In launching the paper, the author Mick Fletcher set out nine recommendations, to ‘promote technical education as a strong and prestigious alternative to the academic route, and to succeed where earlier attempts have failed’. The recommendations for the government are:
- Develop a more convincing definition of technical and professional education and set it in the context of a plan that relates to all types of occupation. In addition it should define and use more carefully the terms STEM, technical education and further education.
- Be clearer about where new recruits to technical education - aged 16-17 and 18 and over - are to come from but not seek to achieve such an increase by abolishing applied general qualifications.
- Not proceed with the proposals to remove competition from the market for vocational qualifications.
- Set out clear proposals on how plans for the devolution of skills in terms of planning and funding, revenue and capital will operate in respect of technical and professional education. More specifically, the government should ask itself whether technical and professional education up to level 3 can thrive in a system where some is funded via the Adult Education budget and devolved while other aspects are funded via fee loans.
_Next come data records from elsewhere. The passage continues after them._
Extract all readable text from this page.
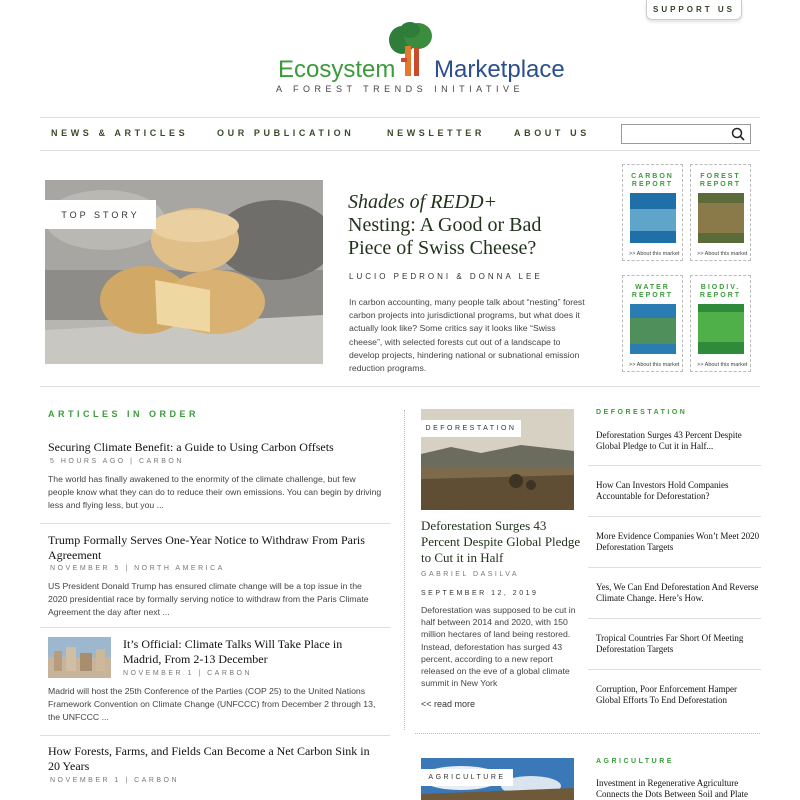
SUPPORT US
Ecosystem Marketplace
A FOREST TRENDS INITIATIVE
NEWS & ARTICLES	OUR PUBLICATION	NEWSLETTER	ABOUT US
TOP STORY
Shades of REDD+
Nesting: A Good or Bad Piece of Swiss Cheese?
LUCIO PEDRONI & DONNA LEE
In carbon accounting, many people talk about “nesting” forest carbon projects into jurisdictional programs, but what does it actually look like? Some critics say it looks like “Swiss cheese”, with selected forests cut out of a landscape to develop projects, hindering national or subnational emission reduction programs.
CARBON
REPORT
>> About this market
FOREST
REPORT
>> About this market
WATER
REPORT
>> About this market
BIODIV.
REPORT
>> About this market
ARTICLES IN ORDER
Securing Climate Benefit: a Guide to Using Carbon Offsets
5 HOURS AGO | CARBON
The world has finally awakened to the enormity of the climate challenge, but few people know what they can do to reduce their own emissions. You can begin by driving less and flying less, but you ...
Trump Formally Serves One-Year Notice to Withdraw From Paris Agreement
NOVEMBER 5 | NORTH AMERICA
US President Donald Trump has ensured climate change will be a top issue in the 2020 presidential race by formally serving notice to withdraw from the Paris Climate Agreement the day after next ...
It’s Official: Climate Talks Will Take Place in Madrid, From 2-13 December
NOVEMBER 1 | CARBON
Madrid will host the 25th Conference of the Parties (COP 25) to the United Nations Framework Convention on Climate Change (UNFCCC) from December 2 through 13, the UNFCCC ...
How Forests, Farms, and Fields Can Become a Net Carbon Sink in 20 Years
NOVEMBER 1 | CARBON
DEFORESTATION
Deforestation Surges 43 Percent Despite Global Pledge to Cut it in Half
GABRIEL DASILVA
SEPTEMBER 12, 2019
Deforestation was supposed to be cut in half between 2014 and 2020, with 150 million hectares of land being restored. Instead, deforestation has surged 43 percent, according to a new report released on the eve of a global climate summit in New York
<< read more
DEFORESTATION
Deforestation Surges 43 Percent Despite Global Pledge to Cut it in Half...
How Can Investors Hold Companies Accountable for Deforestation?
More Evidence Companies Won’t Meet 2020 Deforestation Targets
Yes, We Can End Deforestation And Reverse Climate Change. Here’s How.
Tropical Countries Far Short Of Meeting Deforestation Targets
Corruption, Poor Enforcement Hamper Global Efforts To End Deforestation
AGRICULTURE
AGRICULTURE
Investment in Regenerative Agriculture Connects the Dots Between Soil and Plate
- Urgently review the proposed powers of the Institute for Apprenticeships and Technical Education, with a view to removing potential duplication with the role of other agencies with respect to apprenticeships and also in relation to higher level technical education and especially with the future Office for Students.
- Develop proposals for substantial vocational college based routes not defined as technical education at levels 1 and 2, especially for 16-18 year olds.
- Develop a single integrated approach to provision at level 4 and above that sees higher level technical and professional education as part of the higher education system and regulated by the Office for Students.
- Introduce maintenance loans for all those aged 18+ who wish to enter full-time and part-time level 4+ programmes but are unable to access support from an employer; not just those at Institutes of Technology and National Colleges.
- Offer maintenance loans to 19-23 year olds seeking a first level 3 through a technical education programme at level 3 who are unable to access support from an employer.
- The select audience drawn from across the further and higher education sector were broadly in agreement with these recommendations, and discussed the implications of these and the status of technical Education for young people and adults.
The key themes that emerged in the roundtable session, which was held under Chatham House Rule, were:
- the need for a commonly agreed and communicated purpose of technical education – including alignment with international definitions of vocational learning
- support for choice of awarding organisation for providers when they’re looking to deliver a qualification
- the need to empower adults to choose and spend funding on learning relevant to their skills and employment, throughout their career using a lifelong learning account or similar
- the need for alternatives to GCSE maths and English to be recognised as relevant to the workplace and employer
- a request that the Department for Education works with employers to prepare them for the volume of work placements needed under the Post-16 Skills Plan.
We look forward to discussing these and the points raised in the report with key decision makers and stakeholders over the next few months, to help inform thinking around the implementation of the Post-16 Skills Plan and provide a robust and fit-for-purpose technical education route for all learners.